The `classify_intent` function takes a text input as an argument, vectorizes the text using the previously defined `vectorizer`, and predicts the intent probabilities using the trained classifier. The maximum probability and corresponding predicted intent are extracted from the probabilities array. If the confidence score (maximum probability) exceeds the threshold of 0.7, the predicted intent and confidence score are returned. Otherwise, the fallback mechanism is triggered, and the predefined message along with the confidence score is returned.

An example usage demonstrates how to classify intent from an input text. In this example, the input text is "real human". The `classify_intent` function is called to predict the intent and confidence score.
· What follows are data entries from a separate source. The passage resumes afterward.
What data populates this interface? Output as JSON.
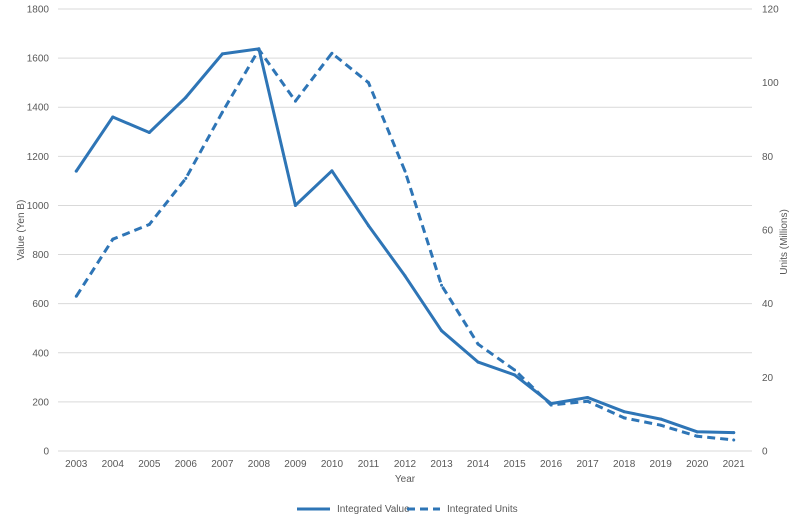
{
  "chart_data": {
    "type": "line",
    "x": [
      "2003",
      "2004",
      "2005",
      "2006",
      "2007",
      "2008",
      "2009",
      "2010",
      "2011",
      "2012",
      "2013",
      "2014",
      "2015",
      "2016",
      "2017",
      "2018",
      "2019",
      "2020",
      "2021"
    ],
    "series": [
      {
        "name": "Integrated Value",
        "axis": "left",
        "style": "solid",
        "color": "#2E75B6",
        "values": [
          1140,
          1360,
          1297,
          1440,
          1617,
          1638,
          1000,
          1141,
          918,
          713,
          490,
          362,
          310,
          193,
          218,
          160,
          130,
          78,
          75
        ]
      },
      {
        "name": "Integrated Units",
        "axis": "right",
        "style": "dashed",
        "color": "#2E75B6",
        "values": [
          42,
          57.5,
          61.5,
          74,
          92,
          109,
          95,
          108,
          100,
          76,
          45,
          29,
          22,
          12.5,
          13.5,
          9,
          7,
          4,
          3
        ]
      }
    ],
    "xlabel": "Year",
    "ylabel_left": "Value (Yen B)",
    "ylabel_right": "Units (Millions)",
    "ylim_left": [
      0,
      1800
    ],
    "ylim_right": [
      0,
      120
    ],
    "yticks_left": [
      "0",
      "200",
      "400",
      "600",
      "800",
      "1000",
      "1200",
      "1400",
      "1600",
      "1800"
    ],
    "yticks_right": [
      "0",
      "20",
      "40",
      "60",
      "80",
      "100",
      "120"
    ],
    "grid": true,
    "legend_position": "bottom"
  }
}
If the predicted intent starts with "Fallback", indicating that the confidence score is below the threshold, the `handle_fallback` function is invoked to provide a fallback response. Otherwise, a response containing the predicted intent and confidence score is generated.

The output of the example usage provides insights into how the fallback mechanism is utilized when the confidence score is insufficient for accurate intent classification.